26 Nisan 1838’de yedi aydır Kâbil’de bulunan Alexander Burnes başkanlığındaki İngiliz heyetinin Rusların kışkırtması ile Dost Muhammed Han tarafından Afganistan’dan kovulması bu ülkeden ilk kez resmî olarak “Afganistan” olarak bahseden ve gözünü bu ülkeye diken İngilizleri hayli rahatsız etmişti. Buna karşılık İngilizler, 26 Haziran 1838’de Üçlü Lahor Antlaşması ile Afganistan’ı ilk defa istila edip, Hindistan’da sürgünde bulunan devrik hükümdar Şeca’yı 7 Ağustos 1839’da Kâbil’e getirerek yeniden hükümdar ilan ettiler. Ancak bu işgal 1840’ta Şah Şeca’yı “kâfirleri Afganistan’a sokmakla ve büyük bir günah işlemekle” suçlayan kabilelerin ayaklanmasına ve Dost Muhammed’in “cihad” ilan etmesine sebep oldu.
Bu dönemde Kâbil, İngilizlerin yönetime hâkim oldukları, kriket oynadıkları, buz pateni yaptıkları, at yarışları düzenledikleri, hatta Afgan kadınların namuslarına tasallut ettikleri, şarap içip eğlendikleri bir zulme şahit oldu. Dost Muhammed’in yeğeni Cihan Begüm’ün Kaptan Robert Warburton ile, bir Gılcay reisinin kız kardeşinin ise Teğmen Lynch ile evlenmesi Afgan halkını isyana sürükledi. 2 Kasım 1841’de Peştûn liderlerden Abdullah Han Açakzay’ın çağrısı ile Kâbil’de çıkan ani ve şiddetli isyanda âdeta hükümdar gibi hareket eden İngiliz temsilcisi Alexander Burnes öldürüldü. İngilizler bu isyanı bastırmıştı; ancak Dost Muhammed’in oğlu Ekber Han yönetiminde Hindukuş Dağlarından harekete geçen Afganlar Kâbil’i tehdide başlamışlardı.
Bu savaşta yer alan bir İngiliz generalinin eşi olan Lady Sale’in anlatımıyla, “topların önüne vücutlarını siper ederek” direnen ve “tepelerin üzerinden İngiliz birliklerinin üzerine kurtların koyun sürüsüne saldırdığı gibi saldıran” mücahitlerin lideri Ekber Han kendileri ile pazarlık edip İngiliz işgalini dayatan İngiliz temsilcisi William Hay Macnaghten ve yanındakileri, 23 Aralık 1841’de, Afgan halkının izlediği bir görüşme sırasında “İngilizlerin, Afganistan’ı işgal etme amacı güttüğünü ve sahtekâr olduklarını” öde sürerek öldürdü.
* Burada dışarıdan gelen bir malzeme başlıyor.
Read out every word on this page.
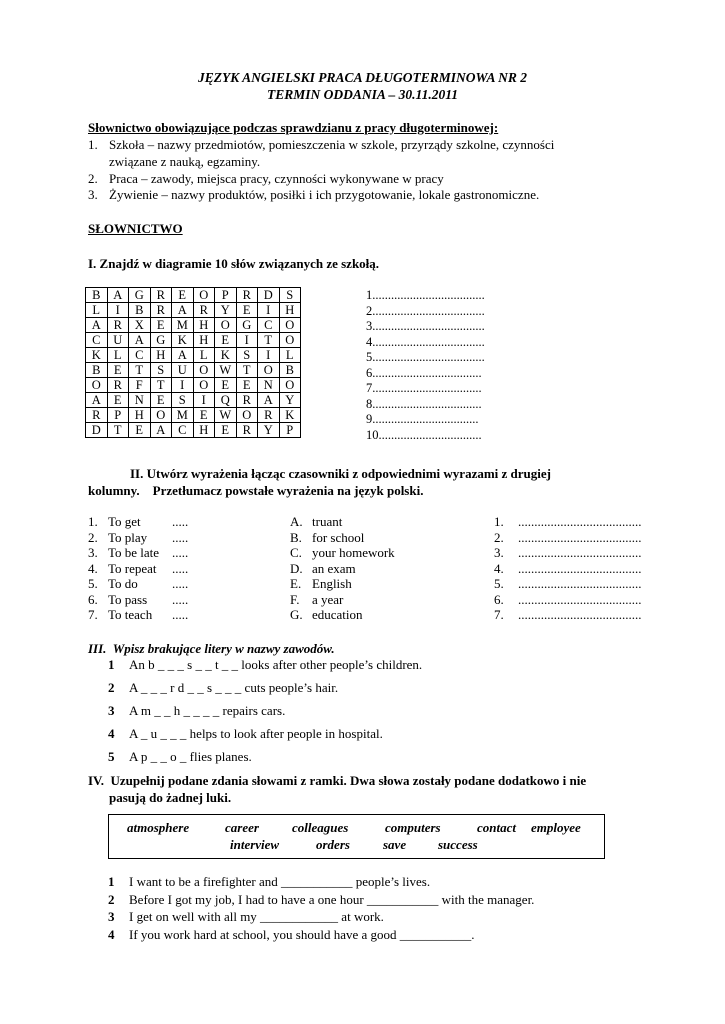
JĘZYK ANGIELSKI PRACA DŁUGOTERMINOWA NR 2
TERMIN ODDANIA – 30.11.2011
Słownictwo obowiązujące podczas sprawdzianu z pracy długoterminowej:
1. Szkoła – nazwy przedmiotów, pomieszczenia w szkole, przyrządy szkolne, czynności
związane z nauką, egzaminy.
2. Praca – zawody, miejsca pracy, czynności wykonywane w pracy
3. Żywienie – nazwy produktów, posiłki i ich przygotowanie, lokale gastronomiczne.
SŁOWNICTWO
I. Znajdź w diagramie 10 słów związanych ze szkołą.
B	A	G	R	E	O	P	R	D	S
L	I	B	R	A	R	Y	E	I	H
A	R	X	E	M	H	O	G	C	O
C	U	A	G	K	H	E	I	T	O
K	L	C	H	A	L	K	S	I	L
B	E	T	S	U	O	W	T	O	B
O	R	F	T	I	O	E	E	N	O
A	E	N	E	S	I	Q	R	A	Y
R	P	H	O	M	E	W	O	R	K
D	T	E	A	C	H	E	R	Y	P
1....................................
2....................................
3....................................
4....................................
5....................................
6...................................
7...................................
8...................................
9..................................
10.................................
II. Utwórz wyrażenia łącząc czasowniki z odpowiednimi wyrazami z drugiej
kolumny.    Przetłumacz powstałe wyrażenia na język polski.
1. To get .....
2. To play .....
3. To be late .....
4. To repeat .....
5. To do	.....
6. To pass .....
7. To teach .....
A. truant
B. for school
C. your homework
D. an exam
E. English
F. a year
G. education
1. ......................................
2. ......................................
3. ......................................
4. ......................................
5. ......................................
6. ......................................
7. ......................................
III.  Wpisz brakujące litery w nazwy zawodów.
1 An b _ _ _ s _ _ t _ _ looks after other people’s children.
2 A _ _ _ r d _ _ s _ _ _ cuts people’s hair.
3 A m _ _ h _ _ _ _ repairs cars.
4 A _ u _ _ _ helps to look after people in hospital.
5 A p _ _ o _ flies planes.
IV.  Uzupełnij podane zdania słowami z ramki. Dwa słowa zostały podane dodatkowo i nie
pasują do żadnej luki.
atmosphere	career	colleagues	computers	contact employee
interview	orders	save success
1 I want to be a firefighter and ___________ people’s lives.
2 Before I got my job, I had to have a one hour ___________ with the manager.
3 I get on well with all my ____________ at work.
4 If you work hard at school, you should have a good ___________.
Bu durum İngilizleri, 1 Ocak 1842’de onunla 13 maddelik Kâbil antlaşmasını imzalamak, Dost Muhammed’in hükümdarlığını ve 24 saat içinde Afganistan’ı terk etmeyi kabul etmek zorunda bırakmıştı.
Bu antlaşmaya rağmen İngilizler bazı oyalamalar ile altı günde Kâbil’i terk ettiler. Bu gecikme 17 bin askeri olan İngilizlerin -dört metre enindeki Karanlık geçitte- 3 bin asker kaybına sebep olmuştu. Bu zafer Alman yazar Wilhelm Dietl’e göre “Pekin’den İstanbul’a kadar bütün İslâm dünyasını gururlandırmış, buna karşılık yenilmez Britanya İmparatorluğunun imajını yerle bir etmiş ve İngilizler bu tarihten sonra bu küçük ülkenin yok edilmesi için çok uğraşmışlardı.”